Seems like a simple question but I am curious if there is a simple answer.

I recently hired a designer to make a logo for me for a blog I run. However, the designer recently used the exact same logo design for her own site.

I’m not going to complain or anything, but was just curious if this sort of thing is copyright infringement/etc.

Does this extend to all services? If I provide a service for someone, can I also use the product of that service for my own ends?

Don’t know about the legality of this, but it certainly isn’t ethical. I am an artist, and have designed many logos for people. Once they accept it and pay for it, it’s theirs, not mine. I would never use it for my own purposes.

It depends on the contract that you signed, but unless you both agreed to it upfront, it’s unethical.

I was under the impression is that the default is for the artist to retain the copyright to a work unless there is a contract that says otherwise.

Just ask Bill Gates.

IANAL either, but if there is a signed contract before the work starts that calls for the design of a logo, then I’d assume that the work is a work-for-hire and the copyright would belong to the party paying the artist.

I’ll be a little more specific. Everyone would be saying “Bill who?” if you couldn’t reuse the material created for others except when there’s an explicit contract stating otherwise.

Apparently that would be a bad assumption. Having done some more reading on this, a work-for-hire situation only exists if a) the work is one of nine types covered by copyright law AND b) the two parties have a written agreement stating that it is a work for hire. If a) doesn’t apply then merely calling it a work for hire is not sufficient and the client must have it written into the contract that copyright ownership is assigned to them. Otherwise, the creator of the work retains copyright ownership.

In the case of Gates there was a contract that explicitly allowed Gates to sell DOS to anyone. Oddly enough, Seattle Computing, the company from which Gates purchased QDOS (quick and dirty operating system) retained the right to sell it provided it was bundled with hardware. Someone writing for Byte wondered why they didn’t package it with a memory chip and sell it. Then there’s the fascinating story of the BIOS which IBM did develop and own. They could and did protect the program but could not prevent someone from duplicating the functionality. The company that did that sold licenses for it for nearly $300,000.

I suppose there is a common law answer in the absence of a contract.

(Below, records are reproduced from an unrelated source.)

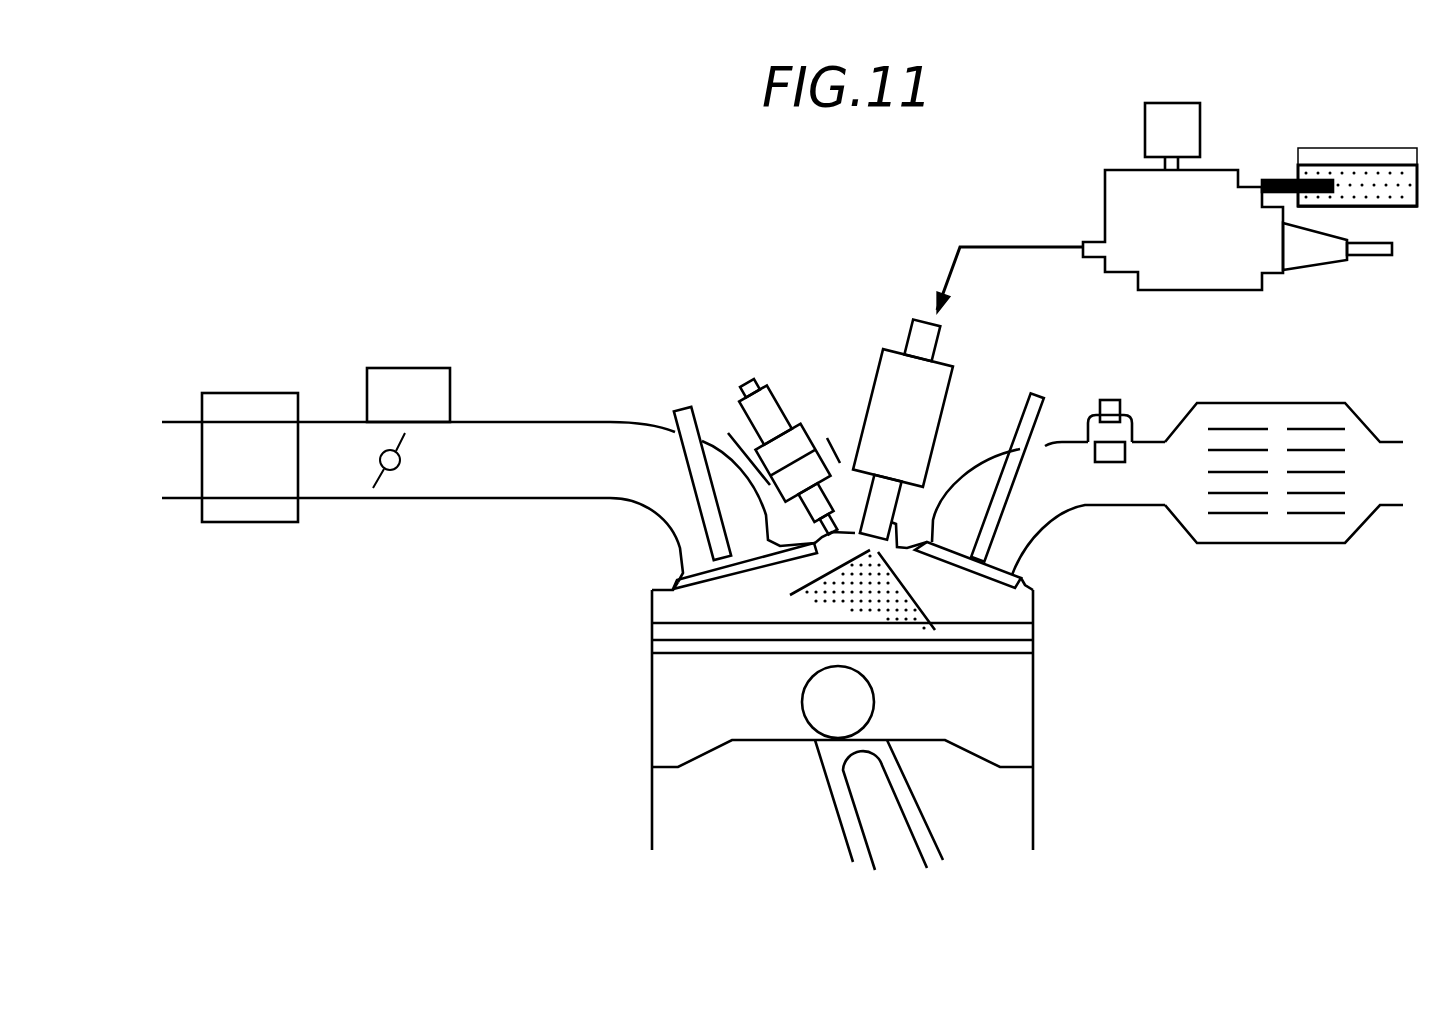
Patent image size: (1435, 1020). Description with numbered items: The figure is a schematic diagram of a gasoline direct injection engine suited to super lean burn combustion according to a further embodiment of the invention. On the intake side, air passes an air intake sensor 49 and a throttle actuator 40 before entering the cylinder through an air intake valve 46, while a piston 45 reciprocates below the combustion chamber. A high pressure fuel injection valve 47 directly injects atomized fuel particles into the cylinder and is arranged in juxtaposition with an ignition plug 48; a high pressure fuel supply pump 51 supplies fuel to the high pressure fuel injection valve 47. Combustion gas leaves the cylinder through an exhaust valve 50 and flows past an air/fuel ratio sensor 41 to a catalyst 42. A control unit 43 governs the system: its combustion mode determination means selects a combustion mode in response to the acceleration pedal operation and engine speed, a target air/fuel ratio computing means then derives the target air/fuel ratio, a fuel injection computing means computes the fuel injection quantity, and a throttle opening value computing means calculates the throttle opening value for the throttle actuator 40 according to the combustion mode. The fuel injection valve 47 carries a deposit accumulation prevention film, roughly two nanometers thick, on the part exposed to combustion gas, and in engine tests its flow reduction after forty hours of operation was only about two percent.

The throttle actuator 40 is at (440, 400).
The air/fuel ratio sensor 41 is at (1108, 453).
The catalyst 42 is at (1328, 397).
The control unit 43 is at (1190, 127).
The piston 45 is at (1017, 712).
The air intake valve 46 is at (683, 415).
The high pressure fuel injection valve 47 is at (917, 370).
The ignition plug 48 is at (772, 392).
The air intake sensor 49 is at (247, 402).
The exhaust valve 50 is at (1048, 393).
The high pressure fuel supply pump 51 is at (1203, 273).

I’m not talking about DOS. Gates got started by writing a version of BASIC for MITS. They, and almost everyone but Bill assumed that since he got paid he had no right to resell the work product. He did, selling it as Microsoft BASIC, which put him in the position to deal with IBM in the first place. He was sued, and he won.

nobody gives a shit anymore. let it go.

It’s the answer to the OP.

[Moderator Note]

This kind of comment is inappropriate for GQ. No warning issued, but please confine yourself to addressing the actual issues.

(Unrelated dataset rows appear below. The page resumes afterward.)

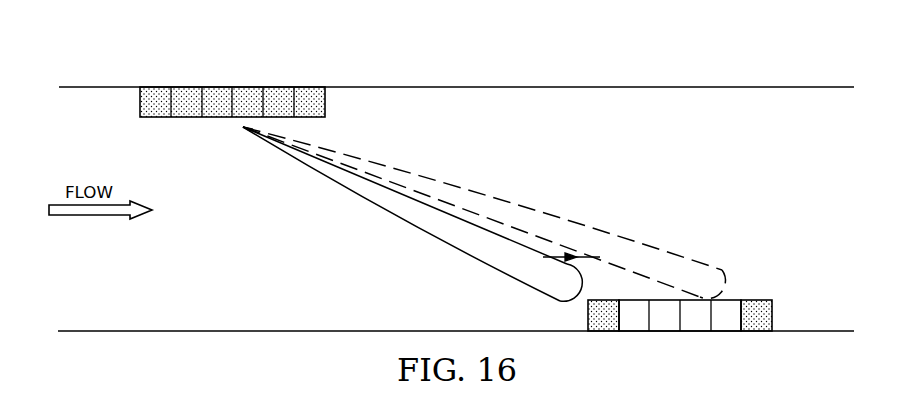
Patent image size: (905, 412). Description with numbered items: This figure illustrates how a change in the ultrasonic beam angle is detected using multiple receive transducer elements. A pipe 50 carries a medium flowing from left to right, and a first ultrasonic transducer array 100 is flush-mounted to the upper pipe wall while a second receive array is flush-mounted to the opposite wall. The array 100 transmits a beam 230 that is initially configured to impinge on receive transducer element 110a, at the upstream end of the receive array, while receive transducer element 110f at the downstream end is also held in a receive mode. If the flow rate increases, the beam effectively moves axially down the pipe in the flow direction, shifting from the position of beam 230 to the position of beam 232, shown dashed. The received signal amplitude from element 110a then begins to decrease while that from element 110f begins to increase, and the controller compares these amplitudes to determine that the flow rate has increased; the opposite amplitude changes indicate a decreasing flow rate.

The pipe 50 is at (102, 87).
The first ultrasonic transducer array 100 is at (186, 118).
The receive transducer element 110a is at (602, 322).
The receive transducer element 110f is at (756, 322).
The beam 230 is at (450, 243).
The beam 232 is at (528, 208).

General Questions Moderator

It varies by jurisdiction. e.g. In New Zealand, that would be known as a commissioned work and copyright would reside with the person that commissioned it, not the designer.

Under American law, unless there is an explicit agreement otherwise, the copyright belongs to the designer (the work for hire exception is noted above). However, if there are two companies using confusingly similar logos, there is a potential for a trademark dispute.

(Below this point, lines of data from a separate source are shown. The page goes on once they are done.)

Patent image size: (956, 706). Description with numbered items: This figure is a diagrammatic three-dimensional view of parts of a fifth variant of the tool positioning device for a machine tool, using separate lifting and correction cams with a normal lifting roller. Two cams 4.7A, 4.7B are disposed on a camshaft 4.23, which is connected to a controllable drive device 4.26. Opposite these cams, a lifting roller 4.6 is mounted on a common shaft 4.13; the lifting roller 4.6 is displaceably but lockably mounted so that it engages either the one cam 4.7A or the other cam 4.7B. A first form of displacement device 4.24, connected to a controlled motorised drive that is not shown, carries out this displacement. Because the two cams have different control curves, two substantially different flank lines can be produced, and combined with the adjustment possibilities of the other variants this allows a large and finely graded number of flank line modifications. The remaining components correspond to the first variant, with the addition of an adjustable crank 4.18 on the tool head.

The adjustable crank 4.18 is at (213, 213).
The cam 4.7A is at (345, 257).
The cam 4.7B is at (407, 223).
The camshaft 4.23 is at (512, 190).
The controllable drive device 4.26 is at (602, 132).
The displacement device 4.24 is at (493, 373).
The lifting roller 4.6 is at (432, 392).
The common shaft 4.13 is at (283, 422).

I once was hired as a Court Artist for local TV News. I was paid, but there was some confusion over if they were paying me as an artist, or paying for the artwork itself.

I got to keep half the art, and the other half was kept by them, over this confusion. I had planned to sell the art on again afterwards to a separate (printed) news organisation, though that didn’t pan out.

I’m still not sure where exactly I stood over it all. But no contracts were signed at any time.